🤖 AI Summary
Existing agent benchmarks struggle to effectively evaluate direct utilization of Unix system primitives, often conflating this capability with general programming skills. This work proposes an operational definition of Unix proficiency and introduces a procedurally generated CTF-style task environment: each task embeds a flag within an isolated Linux container by leveraging a single Unix feature, requiring agents to recover it using only shell interactions. High-fidelity, reusable tasks are efficiently synthesized through an LLM-assisted bidirectional contract generation pipeline that combines parameterized hide/seek script pairs with container isolation mechanisms. The resulting benchmark comprises 656 validated tasks (87.5% generation success rate), spanning 155 distinct techniques.
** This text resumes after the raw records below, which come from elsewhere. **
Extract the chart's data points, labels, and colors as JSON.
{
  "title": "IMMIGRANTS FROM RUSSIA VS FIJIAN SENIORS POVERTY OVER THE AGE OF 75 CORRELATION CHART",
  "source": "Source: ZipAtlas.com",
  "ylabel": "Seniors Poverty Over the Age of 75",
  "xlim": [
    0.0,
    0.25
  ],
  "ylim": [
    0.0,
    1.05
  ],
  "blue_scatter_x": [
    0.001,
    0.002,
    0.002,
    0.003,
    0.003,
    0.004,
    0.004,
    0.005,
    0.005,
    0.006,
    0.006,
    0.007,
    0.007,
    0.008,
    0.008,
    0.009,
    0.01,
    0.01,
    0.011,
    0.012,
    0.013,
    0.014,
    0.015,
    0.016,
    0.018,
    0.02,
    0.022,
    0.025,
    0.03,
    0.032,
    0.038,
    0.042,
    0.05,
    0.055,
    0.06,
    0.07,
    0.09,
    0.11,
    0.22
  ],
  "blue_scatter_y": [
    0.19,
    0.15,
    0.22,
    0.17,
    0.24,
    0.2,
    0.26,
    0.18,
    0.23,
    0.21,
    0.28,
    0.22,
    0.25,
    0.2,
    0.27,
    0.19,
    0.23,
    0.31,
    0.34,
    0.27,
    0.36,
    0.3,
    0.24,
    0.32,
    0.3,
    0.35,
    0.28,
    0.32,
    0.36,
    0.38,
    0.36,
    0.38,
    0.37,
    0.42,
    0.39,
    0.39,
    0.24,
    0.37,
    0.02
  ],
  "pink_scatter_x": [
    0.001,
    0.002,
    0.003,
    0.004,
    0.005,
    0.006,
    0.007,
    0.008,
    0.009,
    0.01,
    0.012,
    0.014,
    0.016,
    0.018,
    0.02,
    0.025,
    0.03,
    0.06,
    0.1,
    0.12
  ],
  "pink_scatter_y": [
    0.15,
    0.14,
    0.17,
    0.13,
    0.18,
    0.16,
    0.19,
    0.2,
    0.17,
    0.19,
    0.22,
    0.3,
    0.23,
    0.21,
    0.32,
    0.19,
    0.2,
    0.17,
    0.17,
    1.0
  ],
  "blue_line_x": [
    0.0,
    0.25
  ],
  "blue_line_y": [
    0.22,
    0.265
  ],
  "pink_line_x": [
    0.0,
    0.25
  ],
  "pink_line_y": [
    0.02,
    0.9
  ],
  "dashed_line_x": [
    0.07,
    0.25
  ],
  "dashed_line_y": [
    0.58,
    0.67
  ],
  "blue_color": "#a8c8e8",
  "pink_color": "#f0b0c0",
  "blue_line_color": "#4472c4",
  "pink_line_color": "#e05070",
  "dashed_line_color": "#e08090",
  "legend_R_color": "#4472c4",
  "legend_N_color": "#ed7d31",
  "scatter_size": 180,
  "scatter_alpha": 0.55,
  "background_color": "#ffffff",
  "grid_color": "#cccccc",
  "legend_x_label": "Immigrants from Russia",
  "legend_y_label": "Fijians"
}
Fine-tuning Qwen3-8B with LoRA and GRPO reinforcement learning boosts its solve rate on the holdout set from 11.6% to 43.6%, with Forensics subtasks showing a 33-percentage-point improvement.
📝 Abstract
Unix competence is the ability to use shell and operating-system primitives as first-class tools, not merely to write programs through a terminal. Current terminal benchmarks tend to blur this distinction: a solver fluent in Python but weak in Unix can pass a substantial fraction of Terminal-Bench 2.0, while the reverse skill profile is rarely exercised. We make the distinction operational and build a training surface for the Unix component. unix-ctf is a procedural generator of capture-the-flag tasks for shell agents. Each task hides a short token (a flag of the form flag(a3b1c9...)) inside a fresh Linux container using a single Unix feature, and the agent must recover it. Tasks are produced by an LLM-assisted synthesis pipeline that generates candidate hiding techniques, rewrites them into parameterized hide-and-find script pairs, and filters them with a bidirectional contract: the hide script must leave no plaintext trace of the flag on disk, and the find script must recover the flag in a fresh directory. Because the LLM only writes the planting and recovery steps (the container, layout, and grading harness are fixed), the pipeline lands 656 of 750 raw attempts as portable, reusable variants (87.5\%). Our reproduction of Endless Terminals' full-container-generation approach lands only 17.4\% under the same checks. The 656 variants canonicalize to 155 distinct techniques. Fine-tuning Qwen3-8B with LoRA using GRPO on this surface lifts solve rate from 11.6\% to 43.6\% on a 15-skill multi-family holdout (n=225), redistributes which InterCode-CTF tasks the model solves, and produces a +33 pp gain in Forensics while reaching 32/100 on InterCode-CTF. These results suggest that Unix competence is separable, trainable, and best evaluated directly rather than folded into programming-through-a-shell.